NSTC Physical Sciences Subcommittee Holds Kickoff Meeting
The National Science and Technology Council’s Physical Sciences Subcommittee held its first meeting during the Trump administration last week with a focus on discussing federal agency efforts in high energy physics, fusion energy, and low-dose radiation research. Although the subcommittee existed during the Obama administration, the American Innovation and Competitiveness Act enacted in early 2017 tasked the panel with specific responsibilities in those three research areas. The subcommittee is co-chaired by the White House Office of Science and Technology Policy, Department of Energy, and National Science Foundation.

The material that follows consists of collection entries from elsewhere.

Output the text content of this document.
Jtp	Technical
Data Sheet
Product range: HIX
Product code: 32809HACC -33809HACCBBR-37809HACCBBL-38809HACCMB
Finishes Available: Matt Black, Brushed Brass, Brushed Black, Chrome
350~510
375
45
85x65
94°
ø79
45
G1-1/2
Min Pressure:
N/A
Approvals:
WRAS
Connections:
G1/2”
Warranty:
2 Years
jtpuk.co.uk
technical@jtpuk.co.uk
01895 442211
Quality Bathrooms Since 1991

Some Spending ‘Minibuses’ Move Forward, Others Still Stalled
On a vote of 92 to 6 last week, the Senate sent a four-bill “minibus” appropriations package that includes funding for the U.S. Geological Survey and the Environmental Protection Agency to the House. The House has already passed a separate bill that also includes funding for those agencies. The Senate now plans to take up a two-bill minibus that includes funding for the National Institutes of Health and the Defense Department. Meanwhile, negotiations between the House and Senate on a separate three-bill minibus that includes funding for the Department of Energy have stalled. Among the issues presenting difficulties are House proposals to reopen the Yucca Mountain nuclear waste repository and continue construction of a plutonium reprocessing facility in South Carolina.